A fair amount of money exchanges hands here and there, most of which I am ignorant to, having tuned most of it out. But, I caution Mam, reminding her that the two and three digit lottery is illegal, and she must be careful.

Lately the old woman has been teaching Mam about local plants, insects and wildlife. Mam follows the old woman around absorbing everything she says. I have noticed that Mam’s green thumb has been glowing of late, cultivating many different flowering plants along the path to our house and bordering the main road. She has put this new ability to test by selling the flowers to our landlady who uses them in floral displays and flower alms for the monks. So, although Mam doesn’t have a job per-se, she is making a little money from her plantings and numerology predictions.

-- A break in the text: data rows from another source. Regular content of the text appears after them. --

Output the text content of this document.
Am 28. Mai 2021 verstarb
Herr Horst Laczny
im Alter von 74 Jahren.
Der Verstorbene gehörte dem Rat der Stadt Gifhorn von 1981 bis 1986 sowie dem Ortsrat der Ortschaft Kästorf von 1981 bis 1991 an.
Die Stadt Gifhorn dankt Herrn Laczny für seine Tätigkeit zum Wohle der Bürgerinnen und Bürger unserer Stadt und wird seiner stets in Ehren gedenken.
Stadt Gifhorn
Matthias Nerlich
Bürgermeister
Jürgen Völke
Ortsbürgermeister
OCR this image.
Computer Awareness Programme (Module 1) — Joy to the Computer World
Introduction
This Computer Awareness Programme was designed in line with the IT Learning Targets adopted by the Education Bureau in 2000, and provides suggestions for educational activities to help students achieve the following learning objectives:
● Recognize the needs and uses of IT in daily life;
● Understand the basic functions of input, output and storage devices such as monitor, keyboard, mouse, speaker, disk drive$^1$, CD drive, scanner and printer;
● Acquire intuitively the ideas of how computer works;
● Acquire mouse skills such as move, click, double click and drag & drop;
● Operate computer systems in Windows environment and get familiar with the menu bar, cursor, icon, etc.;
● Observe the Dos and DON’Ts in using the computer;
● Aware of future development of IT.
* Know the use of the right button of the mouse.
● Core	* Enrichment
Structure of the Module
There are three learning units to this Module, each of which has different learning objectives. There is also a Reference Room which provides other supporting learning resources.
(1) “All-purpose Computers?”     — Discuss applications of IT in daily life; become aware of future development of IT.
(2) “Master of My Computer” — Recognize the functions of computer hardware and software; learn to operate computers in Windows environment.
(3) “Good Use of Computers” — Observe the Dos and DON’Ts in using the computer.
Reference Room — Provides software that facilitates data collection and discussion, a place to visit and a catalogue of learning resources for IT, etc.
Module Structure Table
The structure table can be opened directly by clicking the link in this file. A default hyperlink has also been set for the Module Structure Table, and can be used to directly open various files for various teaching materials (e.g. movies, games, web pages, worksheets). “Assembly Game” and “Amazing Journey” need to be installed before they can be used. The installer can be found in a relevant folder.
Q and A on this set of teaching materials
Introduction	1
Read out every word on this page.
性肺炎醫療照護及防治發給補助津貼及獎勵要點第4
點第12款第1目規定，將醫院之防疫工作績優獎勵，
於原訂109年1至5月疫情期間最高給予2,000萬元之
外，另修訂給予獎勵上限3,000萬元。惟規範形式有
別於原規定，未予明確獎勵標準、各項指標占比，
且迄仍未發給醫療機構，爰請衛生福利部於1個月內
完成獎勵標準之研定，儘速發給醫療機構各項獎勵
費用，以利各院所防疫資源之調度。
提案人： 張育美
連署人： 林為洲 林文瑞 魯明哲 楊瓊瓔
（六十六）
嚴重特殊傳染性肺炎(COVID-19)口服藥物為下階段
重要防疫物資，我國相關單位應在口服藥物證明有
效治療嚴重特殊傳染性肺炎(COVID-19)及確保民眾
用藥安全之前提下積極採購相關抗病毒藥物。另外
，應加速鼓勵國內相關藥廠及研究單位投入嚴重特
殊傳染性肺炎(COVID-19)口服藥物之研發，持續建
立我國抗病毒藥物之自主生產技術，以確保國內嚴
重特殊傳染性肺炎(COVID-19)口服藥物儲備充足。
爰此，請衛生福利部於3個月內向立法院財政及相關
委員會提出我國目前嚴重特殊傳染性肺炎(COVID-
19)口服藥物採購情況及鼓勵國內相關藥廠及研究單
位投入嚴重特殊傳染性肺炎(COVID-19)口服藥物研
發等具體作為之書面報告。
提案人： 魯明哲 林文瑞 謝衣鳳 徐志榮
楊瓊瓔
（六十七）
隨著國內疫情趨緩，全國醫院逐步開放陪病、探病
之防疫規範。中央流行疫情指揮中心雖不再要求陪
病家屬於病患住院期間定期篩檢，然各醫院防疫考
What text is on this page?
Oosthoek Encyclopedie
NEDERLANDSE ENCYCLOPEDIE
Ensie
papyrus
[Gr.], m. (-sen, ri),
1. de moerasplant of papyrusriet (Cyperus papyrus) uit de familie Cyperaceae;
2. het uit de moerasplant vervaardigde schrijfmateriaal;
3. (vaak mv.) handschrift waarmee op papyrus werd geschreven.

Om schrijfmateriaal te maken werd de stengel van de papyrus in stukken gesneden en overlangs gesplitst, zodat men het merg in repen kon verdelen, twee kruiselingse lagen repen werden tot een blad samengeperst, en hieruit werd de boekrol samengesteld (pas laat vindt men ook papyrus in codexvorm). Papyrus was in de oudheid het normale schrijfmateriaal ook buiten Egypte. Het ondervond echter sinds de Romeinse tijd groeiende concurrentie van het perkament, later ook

The old woman stopped by last week to deliver a gift to me, although I have never formally met her. Mam met her on the main road and came back to our house announcing that the old woman had delivered a gift of a papaya to me. I asked Mam why she didn’t come to the house, and she told me the old woman knew from her dreams that I enjoyed my privacy, so she would only call Mam from the main road.

This startled me, since it is true. I have always been a die-hard private person and revel in my privacy. Here in Thailand I’ve struggled with privacy issues since many Thai’s don’t seem to understand the concept of true privacy and often impinge upon personal space without realizing they are doing so. Explicitly, this concerns the cultural difference in Asia of Interdependence (Asia) versus Independence (Western Culture).

So, although the local shaman has some pretty wild ideas, Mam is adopting a few of them, and I am learning that many of them may have a purpose in this life. Although I a skeptical of many things foreign to me, I try to have an open mind when it comes to Asian beliefs and life here in Thailand, and given the fact Mam treats me like a King, it’s the least I can do, to honor her beliefs.